At the age of 14, Colorado native Terrance Roberts joined the Denver Bloods street gang in his hometown of Park Hill. He did so, Roberts said, because he loved his neighborhood and wanted to protect it from rival gangs.
“I didn’t become a Blood because I liked wearing red,” Roberts said. “I became a Blood because that was how I could represent the community I was from.”
Eventually, Roberts’ path led him to receive a 10-year prison sentence. When he got out, Roberts dedicated his life to anti-gang and anti-violence activism. He found some inspiration from reading the autobiographies of Malcolm X and Martin Luther King Jr. while incarcerated.
Roberts’ subsequent life story involves multiple moving parts: the often-dangerous nature of community activism, Roberts’ attempt to redevelop a square block in Park Hill known as The Holly, and the Black community’s struggle against gentrification in America. (Gentrification describes the process of incoming wealthy residents changing the character of a poor urban area, typically displacing current residents.)
As part of an ongoing film series called “Black, Bold and Brilliant,” the Utah Film Center held a free screening of the 2022 feature-length documentary “The Holly” (referencing the square block of the same name) on Wednesday, Feb. 7, at the Salt Lake City Library. The film covers Roberts’ journey and the Black community in and around Park Hill.
Each film in the center’s series address issues like the disenfranchisement of marginalized groups in cities across the United States, particularly Black Americans. Through film critique and post-screening discussions, audiences uncover truth and different perspectives at every collaborative event.
Program Manager for the series, Russell Roots, said the idea to show “The Holly” originally came from Denver native Gavin Dahl, executive director of the local nonprofit radio station KRCL 90.9 FM. Both Roots and Dahl agreed that the story told in “The Holly” was fitting for the series.
“The film is about urban development … [in] neighborhoods that are seen as not as valuable or that are under-resourced, which is not necessarily by accident,” Roots said. “These neighborhoods are perpetually the way they are for a reason, and that’s essentially what [‘The Holly’] is about.”

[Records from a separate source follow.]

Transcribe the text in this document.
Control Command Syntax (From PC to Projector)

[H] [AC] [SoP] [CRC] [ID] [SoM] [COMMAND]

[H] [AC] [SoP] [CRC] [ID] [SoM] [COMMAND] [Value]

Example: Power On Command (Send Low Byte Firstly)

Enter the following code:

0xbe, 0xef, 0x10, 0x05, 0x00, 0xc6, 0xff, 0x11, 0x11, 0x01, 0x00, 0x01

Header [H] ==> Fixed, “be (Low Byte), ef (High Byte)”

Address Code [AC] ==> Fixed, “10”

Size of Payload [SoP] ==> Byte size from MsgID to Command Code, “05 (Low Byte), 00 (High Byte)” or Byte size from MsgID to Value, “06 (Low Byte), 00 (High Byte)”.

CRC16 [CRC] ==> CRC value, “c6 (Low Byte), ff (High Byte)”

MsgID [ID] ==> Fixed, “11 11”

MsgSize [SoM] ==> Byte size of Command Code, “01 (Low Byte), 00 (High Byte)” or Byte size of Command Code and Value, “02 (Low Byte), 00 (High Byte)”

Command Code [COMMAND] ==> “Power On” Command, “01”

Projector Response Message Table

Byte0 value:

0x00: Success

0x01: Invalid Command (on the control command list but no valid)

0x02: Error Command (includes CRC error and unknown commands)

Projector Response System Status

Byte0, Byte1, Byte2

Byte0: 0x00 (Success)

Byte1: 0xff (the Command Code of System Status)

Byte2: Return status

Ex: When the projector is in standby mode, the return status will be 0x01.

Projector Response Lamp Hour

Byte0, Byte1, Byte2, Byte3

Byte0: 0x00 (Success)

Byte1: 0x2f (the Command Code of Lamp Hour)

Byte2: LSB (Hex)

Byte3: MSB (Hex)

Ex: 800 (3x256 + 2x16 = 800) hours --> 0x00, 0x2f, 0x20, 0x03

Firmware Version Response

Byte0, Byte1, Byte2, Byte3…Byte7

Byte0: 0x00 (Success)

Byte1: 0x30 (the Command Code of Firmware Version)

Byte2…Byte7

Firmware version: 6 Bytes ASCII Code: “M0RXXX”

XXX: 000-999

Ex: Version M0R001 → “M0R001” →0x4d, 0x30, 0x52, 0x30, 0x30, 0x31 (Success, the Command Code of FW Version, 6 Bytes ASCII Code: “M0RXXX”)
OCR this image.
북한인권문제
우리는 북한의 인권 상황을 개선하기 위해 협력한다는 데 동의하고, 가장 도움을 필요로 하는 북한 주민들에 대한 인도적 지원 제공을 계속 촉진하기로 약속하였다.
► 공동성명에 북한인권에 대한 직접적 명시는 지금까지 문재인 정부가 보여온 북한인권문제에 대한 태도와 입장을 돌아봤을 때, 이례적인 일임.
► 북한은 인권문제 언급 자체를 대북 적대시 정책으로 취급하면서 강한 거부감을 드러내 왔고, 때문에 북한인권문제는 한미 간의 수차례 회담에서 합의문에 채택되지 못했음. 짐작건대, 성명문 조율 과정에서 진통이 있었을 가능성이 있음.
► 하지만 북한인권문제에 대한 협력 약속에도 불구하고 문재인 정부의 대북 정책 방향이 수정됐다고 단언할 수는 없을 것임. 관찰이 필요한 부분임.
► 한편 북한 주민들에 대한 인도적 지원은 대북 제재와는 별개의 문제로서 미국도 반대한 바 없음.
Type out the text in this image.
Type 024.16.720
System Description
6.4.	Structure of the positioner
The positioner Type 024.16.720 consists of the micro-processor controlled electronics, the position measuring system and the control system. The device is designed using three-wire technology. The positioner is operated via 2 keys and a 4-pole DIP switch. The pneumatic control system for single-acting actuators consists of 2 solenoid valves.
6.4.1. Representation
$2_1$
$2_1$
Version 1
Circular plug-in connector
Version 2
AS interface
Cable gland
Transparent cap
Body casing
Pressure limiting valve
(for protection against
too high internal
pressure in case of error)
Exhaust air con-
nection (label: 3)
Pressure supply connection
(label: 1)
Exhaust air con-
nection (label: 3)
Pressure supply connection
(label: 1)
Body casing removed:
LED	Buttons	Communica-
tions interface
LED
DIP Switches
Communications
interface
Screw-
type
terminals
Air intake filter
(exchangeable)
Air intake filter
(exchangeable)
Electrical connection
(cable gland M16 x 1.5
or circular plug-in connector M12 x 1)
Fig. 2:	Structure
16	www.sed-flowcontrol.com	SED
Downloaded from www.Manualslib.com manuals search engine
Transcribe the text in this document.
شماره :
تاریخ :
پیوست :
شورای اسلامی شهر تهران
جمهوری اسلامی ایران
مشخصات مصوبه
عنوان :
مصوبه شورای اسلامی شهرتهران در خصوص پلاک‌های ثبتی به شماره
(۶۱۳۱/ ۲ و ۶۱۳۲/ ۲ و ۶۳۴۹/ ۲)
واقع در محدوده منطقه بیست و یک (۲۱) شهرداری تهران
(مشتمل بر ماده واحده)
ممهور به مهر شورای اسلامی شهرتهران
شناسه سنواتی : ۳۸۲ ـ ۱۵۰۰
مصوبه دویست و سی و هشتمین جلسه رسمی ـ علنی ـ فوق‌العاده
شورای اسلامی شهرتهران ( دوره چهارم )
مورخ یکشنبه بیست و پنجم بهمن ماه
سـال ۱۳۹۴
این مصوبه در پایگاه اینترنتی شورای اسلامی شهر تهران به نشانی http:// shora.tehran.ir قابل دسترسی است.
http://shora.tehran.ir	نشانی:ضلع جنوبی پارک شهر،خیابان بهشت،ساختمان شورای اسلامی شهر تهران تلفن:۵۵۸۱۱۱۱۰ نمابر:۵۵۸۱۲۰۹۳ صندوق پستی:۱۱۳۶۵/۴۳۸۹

Writer and director of “The Holly,” independent journalist Julian Rubinstein, attended last Wednesday’s screening for a post-Q&A discussion. The film is based on Rubinstein’s book of the same name and follows Rubinstein as he documents eight years of Roberts’ life.
“Black, Bold and Brilliant” programmers Aja Washington and Risshan Leak joined Rubinstein and posed questions of their own for him as well as Roberts, who appeared via Zoom on a large screen. Roberts now lives in California, but he said he has done work in Los Angeles, San Francisco and even Haiti, helping communities that wish to resist systemic disenfranchisement.
“Many people probably don’t know this, but Denver is the number two most gentrified city in America, behind San Francisco,” Roberts told the audience at one point.
During the Q&A, Roberts repeatedly described the city government in Denver as a “good ol’ boys club,” where money wins and Black culture in places like Holly Square is often shoved aside in the name of “urban development.”
Roberts ultimately left Denver after clashes with law enforcement when he organized massive protests over Elijah McClain, a 23-year-old Black man who died from a lethal dose of ketamine while detained by police in Aurora, Colorado, in 2019.
After that, Roberts said, is when he became outspoken against police brutality and rebranded himself from an “activist” to a “revolutionary.” Roberts prefers “revolutionary,” he told the audience, because he believes the word “activist” has recently become something of a catchphrase or trend.
Throughout the Q&A, the panelists also discussed the merits of independent journalism. For instance, panelists brought up how local news stations in Denver prematurely reported Roberts as guilty when he went to trial in 2013 for shooting a younger gang member in self-defense. A jury later found Roberts not guilty.
Beyond gleaning a deeper understanding of the complex interactions between criminal injustice, city governments and urban development, audience members of last Wednesday’s screening wanted to know how they could apply what they learned from the film and discussion to the situations here in Salt Lake.
“There are disenfranchised communities here [in Salt Lake],” Roots said. “Whether they be Black, Brown, Asian, Polynesian, immigrant … any community that’s facing gentrification and redevelopment [is] in the crosshairs of what happens in ‘The Holly.’”
“These are the marginalized communities that are not held up in the same ways that a lot of other communities are,” Roots continued. “They don’t get the same legislative representation, they don’t have the same judicial leniency, so, as someone says in the film, you get ‘one strike’ and you’re done, rather than five or 10 or however many.”
The next screening in the “Black, Bold and Brillian” film series is set for March 6 at 7 p.m., again at the Salt Lake City Library (210 E. 400 S.). Visit the Utah Film Center website to reserve free tickets.